Overview

Celiac disease is an inherited, autoimmune disease in which the lining of the small intestine is damaged from eating gluten and other proteins found in wheat, barley, rye, and possibly oats.
Symptoms

The symptoms of celiac disease can vary significantly from person to person. This is part of the reason the diagnosis is frequently delayed.
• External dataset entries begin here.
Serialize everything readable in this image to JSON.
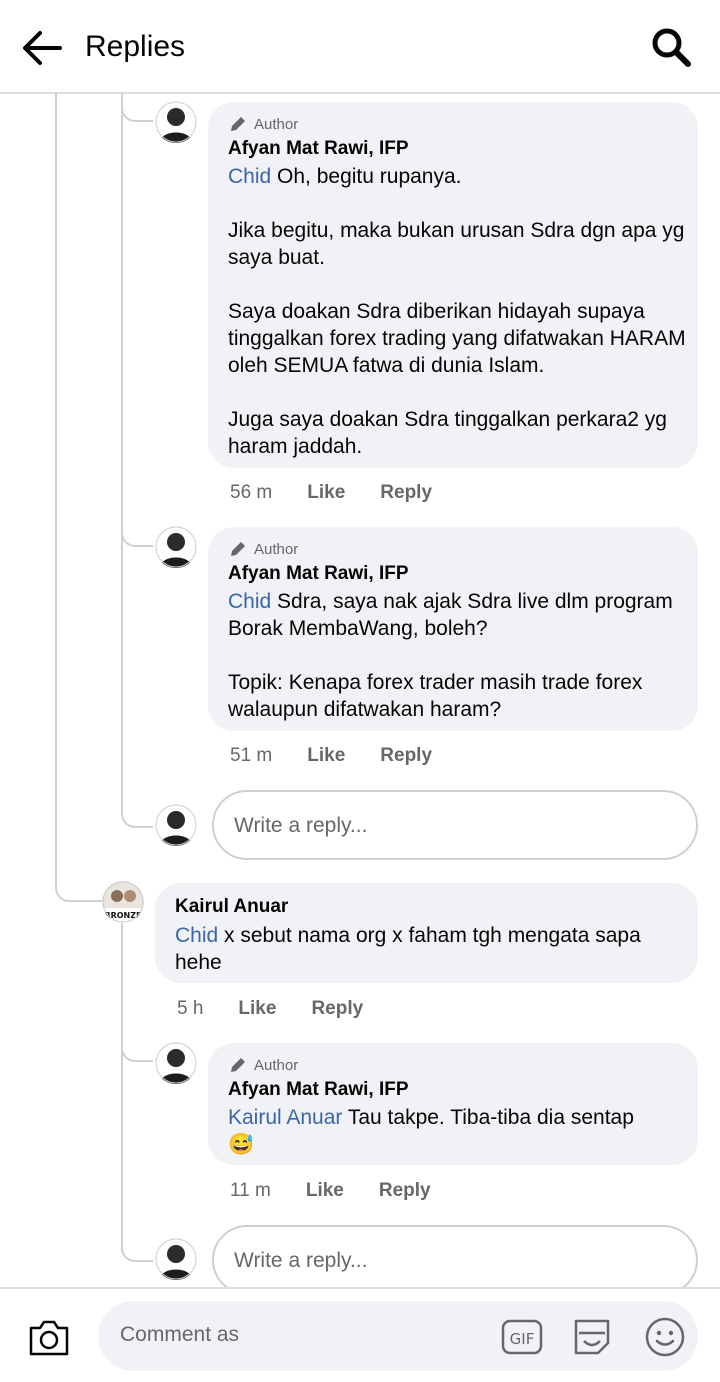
{
  "header": {
    "title": "Replies"
  },
  "comments": [
    {
      "badge": "Author",
      "name": "Afyan Mat Rawi, IFP",
      "mention": "Chid",
      "text": " Oh, begitu rupanya.\n\nJika begitu, maka bukan urusan Sdra dgn apa yg saya buat.\n\nSaya doakan Sdra diberikan hidayah supaya tinggalkan forex trading yang difatwakan HARAM oleh SEMUA fatwa di dunia Islam.\n\nJuga saya doakan Sdra tinggalkan perkara2 yg haram jaddah.",
      "time": "56 m",
      "like": "Like",
      "reply": "Reply"
    },
    {
      "badge": "Author",
      "name": "Afyan Mat Rawi, IFP",
      "mention": "Chid",
      "text": " Sdra, saya nak ajak Sdra live dlm program Borak MembaWang, boleh?\n\nTopik: Kenapa forex trader masih trade forex walaupun difatwakan haram?",
      "time": "51 m",
      "like": "Like",
      "reply": "Reply"
    },
    {
      "name": "Kairul Anuar",
      "mention": "Chid",
      "text": " x sebut nama org x faham tgh mengata sapa hehe",
      "time": "5 h",
      "like": "Like",
      "reply": "Reply"
    },
    {
      "badge": "Author",
      "name": "Afyan Mat Rawi, IFP",
      "mention": "Kairul Anuar",
      "text": " Tau takpe. Tiba-tiba dia sentap",
      "emoji": "😅",
      "time": "11 m",
      "like": "Like",
      "reply": "Reply"
    }
  ],
  "reply_placeholder": "Write a reply...",
  "avatar_badge_text": "BRONZE",
  "footer": {
    "placeholder": "Comment as"
  },
  "colors": {
    "mention": "#3b66a8",
    "bubble": "#f0f2f5",
    "secondary": "#65676b"
  },
  "icons": [
    "back-arrow-icon",
    "search-icon",
    "camera-icon",
    "gif-icon",
    "sticker-icon",
    "emoji-icon",
    "pencil-icon"
  ]
}
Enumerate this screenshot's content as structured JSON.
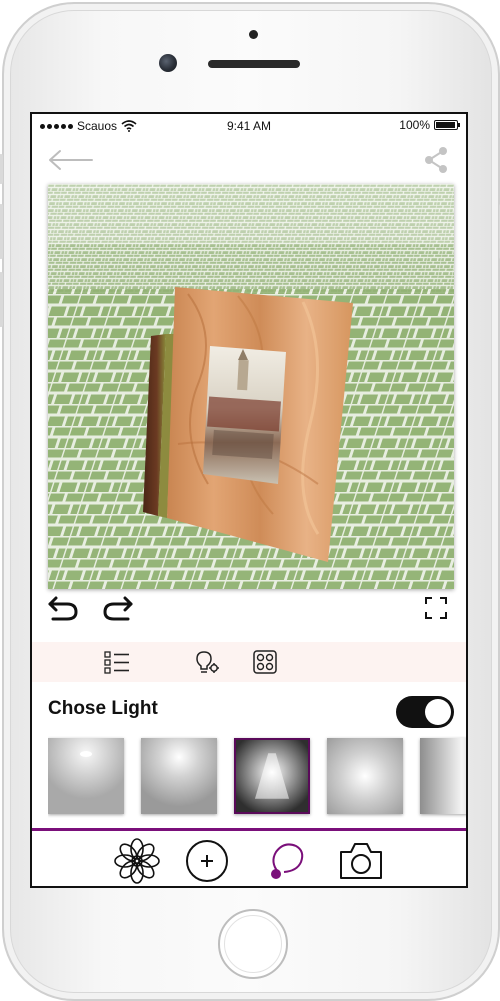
{
  "status_bar": {
    "carrier": "Scauos",
    "time": "9:41 AM",
    "battery": "100%"
  },
  "icons": {
    "back": "arrow-left-icon",
    "share": "share-icon",
    "undo": "undo-icon",
    "redo": "redo-icon",
    "fullscreen": "fullscreen-icon",
    "list": "list-checkbox-icon",
    "light_settings": "bulb-gear-icon",
    "grid": "grid-circles-icon",
    "tab_flower": "flower-icon",
    "tab_add": "plus-circle-icon",
    "tab_lasso": "lasso-icon",
    "tab_camera": "camera-icon"
  },
  "light_section": {
    "title": "Chose Light",
    "toggle_on": true,
    "thumbnails": [
      "light-1",
      "light-2",
      "light-3",
      "light-4",
      "light-5"
    ],
    "selected_index": 2
  },
  "colors": {
    "accent": "#7a0f7a",
    "toolbar_bg": "#fdf3f1",
    "toggle_bg": "#111111"
  }
}
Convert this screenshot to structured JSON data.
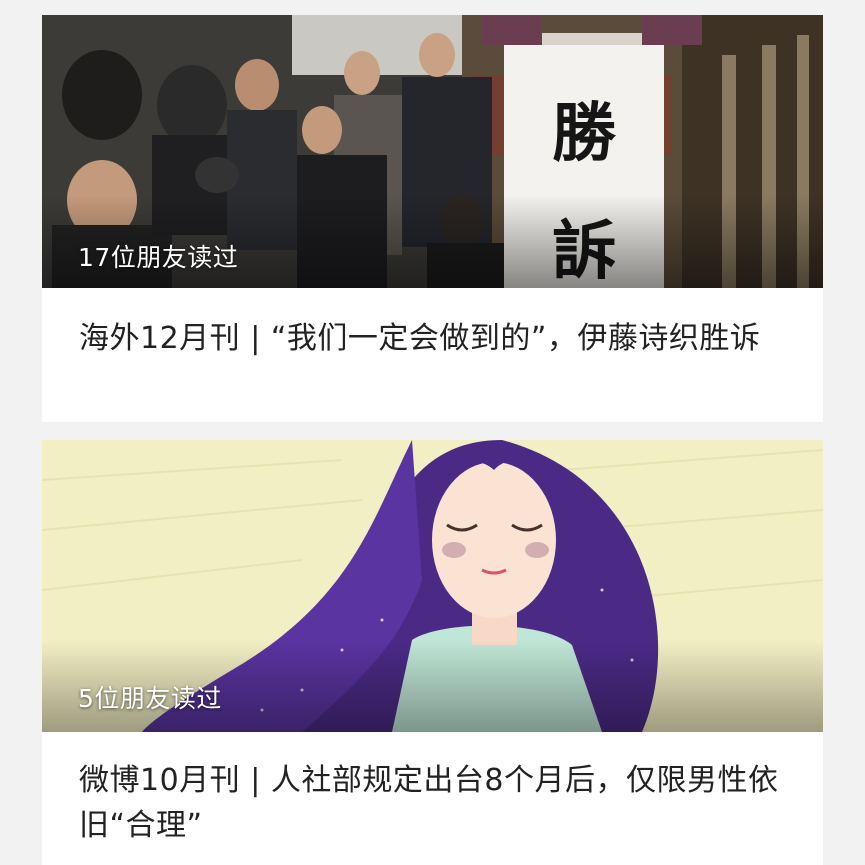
{
  "articles": [
    {
      "readers_text": "17位朋友读过",
      "title": "海外12月刊 | “我们一定会做到的”，伊藤诗织胜诉",
      "banner_text": "勝訴"
    },
    {
      "readers_text": "5位朋友读过",
      "title": "微博10月刊 | 人社部规定出台8个月后，仅限男性依旧“合理”"
    }
  ],
  "colors": {
    "page_bg": "#f2f2f2",
    "card_bg": "#ffffff",
    "title_text": "#222222",
    "overlay_text": "#ffffff",
    "illustration_bg": "#f3efc4",
    "hair": "#4b2a86"
  }
}
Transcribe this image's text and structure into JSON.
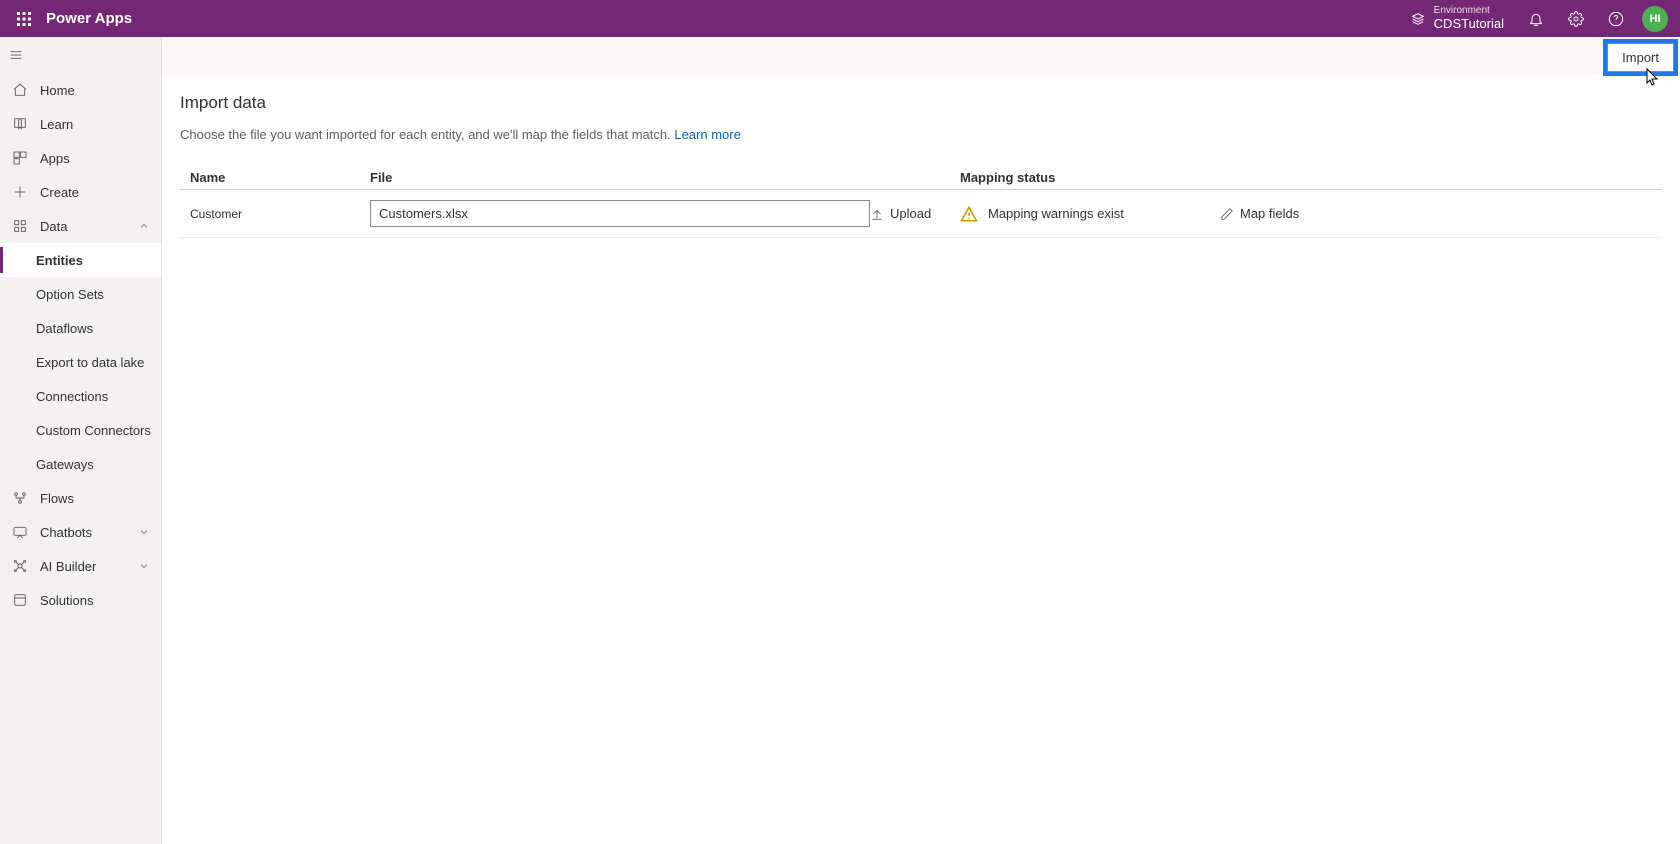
{
  "header": {
    "app_title": "Power Apps",
    "environment_label": "Environment",
    "environment_name": "CDSTutorial",
    "avatar_initials": "HI"
  },
  "nav": {
    "home": "Home",
    "learn": "Learn",
    "apps": "Apps",
    "create": "Create",
    "data": "Data",
    "data_children": {
      "entities": "Entities",
      "option_sets": "Option Sets",
      "dataflows": "Dataflows",
      "export_lake": "Export to data lake",
      "connections": "Connections",
      "custom_connectors": "Custom Connectors",
      "gateways": "Gateways"
    },
    "flows": "Flows",
    "chatbots": "Chatbots",
    "ai_builder": "AI Builder",
    "solutions": "Solutions"
  },
  "toolbar": {
    "import_label": "Import"
  },
  "page": {
    "title": "Import data",
    "description_prefix": "Choose the file you want imported for each entity, and we'll map the fields that match. ",
    "learn_more": "Learn more"
  },
  "grid": {
    "headers": {
      "name": "Name",
      "file": "File",
      "mapping_status": "Mapping status"
    },
    "actions": {
      "upload": "Upload",
      "map_fields": "Map fields"
    },
    "rows": [
      {
        "name": "Customer",
        "file": "Customers.xlsx",
        "status": "Mapping warnings exist"
      }
    ]
  }
}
For example, one person may have constipation, a second may have diarrhea, and a third may have no irregularity in stools.

A partial listing of gastrointestinal symptoms:
  * Abdominal pain
  * Abdominal distention, bloating, gas, indigestion
  * Constipation
  * Decreased appetite (may also be increased or unchanged)
  * Diarrhea, chronic or occasional
  * Lactose intolerance (common upon diagnosis, usually goes away following treatment)
  * Nausea and vomiting
  * Stools that float, are foul smelling, bloody, or “fatty”
  * Unexplained weight loss (although people can be overweight or of normal weight upon diagnosis)

A partial listing of nonintestinal symptoms:
  * Anemia (low blood count)
  * Bone and joint pain
  * Bone disease (osteoporosis, kyphoscoliosis, fracture)
  * Breathlessness (due to anemia)
  * Bruising easily
  * Dental enamel defects and discoloration
  * Depression
  * Fatigue
  * Growth delay in children
  * Hair loss
  * Hypoglycemia (low blood sugar)
  * Irritability and behavioral changes
  * Malnutrition
  * Mouth ulcers
  * Muscle cramps
  * Nosebleed
  * Seizures
  * Short stature, unexplained
  * Skin disorders (dermatitis herpetiformis)
  * Swelling, general or abdominal
  * Vitamin or mineral deficiency, single or multiple nutrient
(for example, iron, folate, vitamin K)

Treatment

You must follow a lifelong gluten-free diet. This allows the intestinal villi to heal. Eliminate foods, beverages, and medications that contain wheat, barley, rye, and possibly oats.

You must read food and medication labels carefully to look for hidden sources of these grains and their derivatives. Since wheat and barley grains are found abundantly in the American diet, keeping to this diet is challenging. With education and planning, you will achieve the goal of healing.

You should NOT begin the gluten-free diet before a diagnosis is made. Doing so will affect future testing for the disease.

The health care provider may prescribe vitamin and mineral supplements to correct nutritional deficiencies. Occasionally, corticosteroids (such as prednisone) may also be prescribed for short-term use or if you have refractory sprue. Following a well-balanced, gluten-free diet is generally the only treatment needed to stay well.

Upon diagnosis, get help from a registered dietitian who specializes in celiac disease and the gluten-free diet. A support group may also help you cope with the disease and diet.